A intimidação à Câmara por parte dos militares tinha formas distintas. Quase toda semana chegava ofício pedindo informações sobre quanto ganhava tal vereador, quem era fulano, etc. A Câmara esteve na mira da famigerada Comissão Geral de Investigações – CGI, que ordenou a exoneração sumária de funcionários admitidos pela Mesa. Os vereadores foram notificados, também, de que o mandato passaria a ser gratuito. “Somente depois de seis meses trabalhando “de graça”, fomos contemplados com uma lei retornando a remuneração para os vereadores. Enquanto isso náo veio, ficou todo mundo caladinho, temendo que acontecesse coisa pior”. Oito dias antes da eclosão do movimento de 64, Cabral fizera discurso na tribuna solidarizando-se com manifestações sindicalistas que ocorriam no Rio de Janeiro e que culminaram com o célebre comício pelas reformas na Central do Brasil. Com todo o seu propalado envolvimento em militância anti-golpismo, Cabral foi poupado de retaliações, o que intrigou colegas – alguns dos quais o consideravam “quinta-coluna”. O ex-vereador alegava ter dificuldades para explicar sua posição incólume diante das perseguições, vagamente atribuindo isso à amizade entre um seu irmão, que era oficial do Exército em Natal, Rio Grande do Norte, e o coronel Rubens, que comandava o Décimo Quinto Regimento de Infantaria na Paraíba.

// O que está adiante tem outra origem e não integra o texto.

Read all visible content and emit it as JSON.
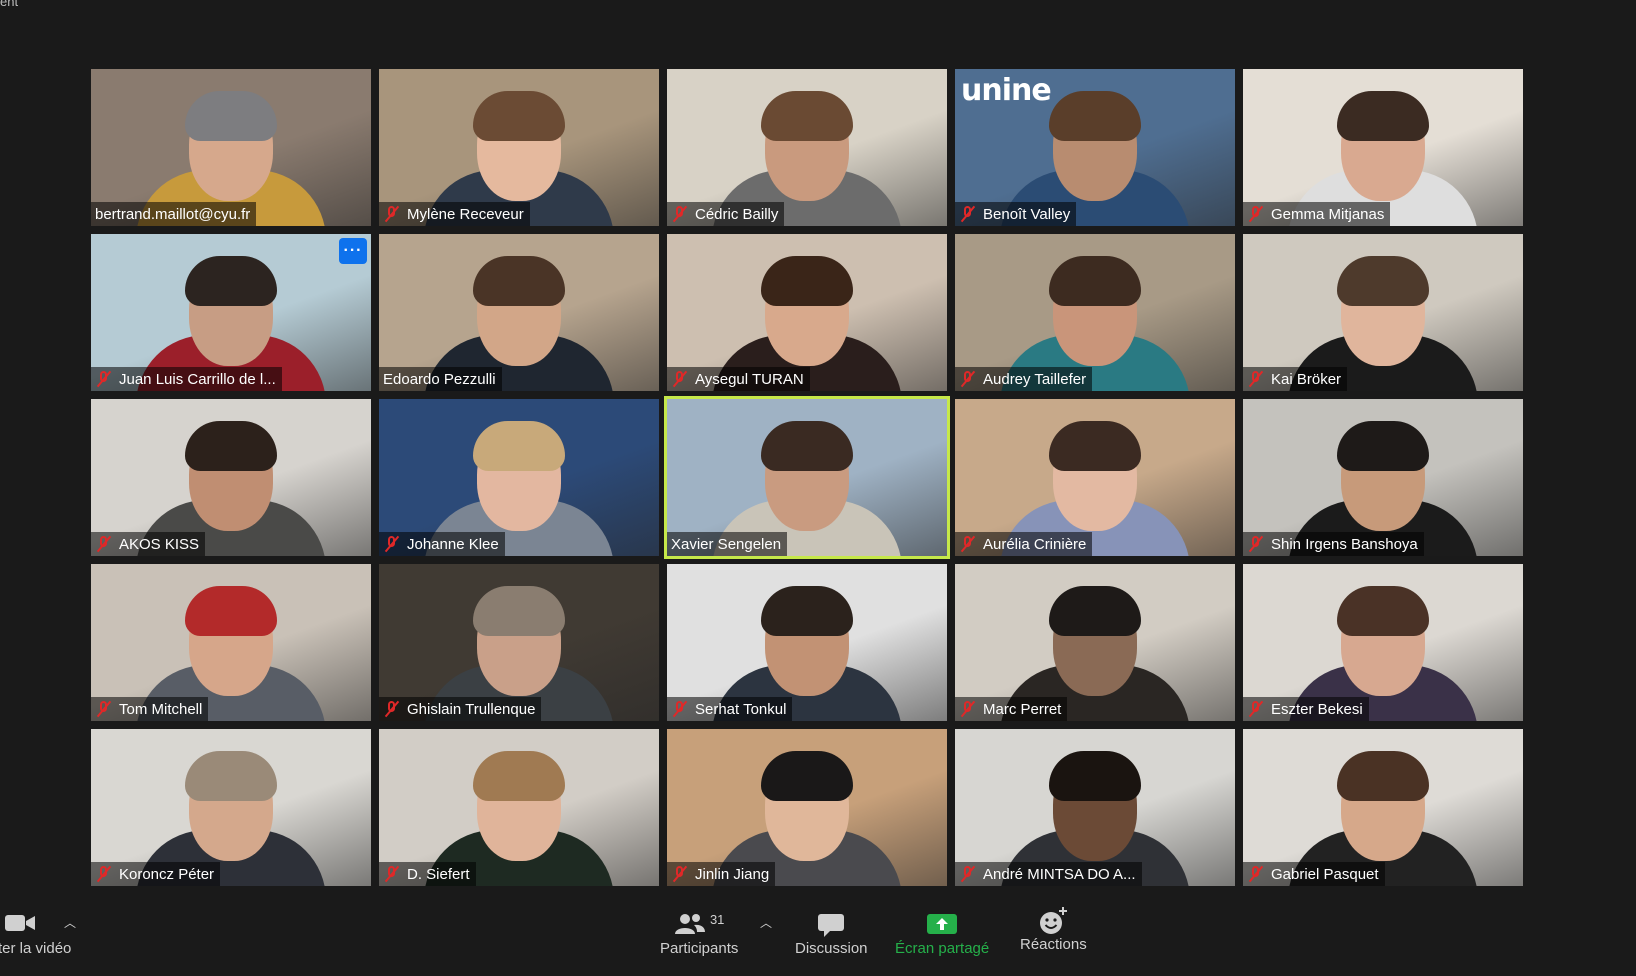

Como presidente do Sindicato dos Gráficos da Paraíba, que dirigiu por 18 anos, Cabral expediu correspondências defendendo antigos companheiros e atestando que eles não eram comunistas. Pessoalmente, contribuiu em termos financeiros com o clandestino PCB, comprando exemplares do jornal Classe Operária, que ainda circulou por algum tempo. Ao se referir a Arroxelas e ao ex-deputado Assis Lemos, este preso e torturado em Fernando de Noronha, Cabral opinou que eles eram muito dignos e sofreram como o diabo. A “célula” dirigida por Cabral, chamada “Monteiro Lobato”, operava no jornal “A União”. Cabral jactou-se na entrevista: “Eu devo o que sou à esquerda”. Ele fez uma avaliação crítica sobre as consequências do golpe militar: “Castrou todas as grandes lideranças do país. Com isso, o Brasil custou a fazer novas lideranças e o vazio permanece indefinidamente”.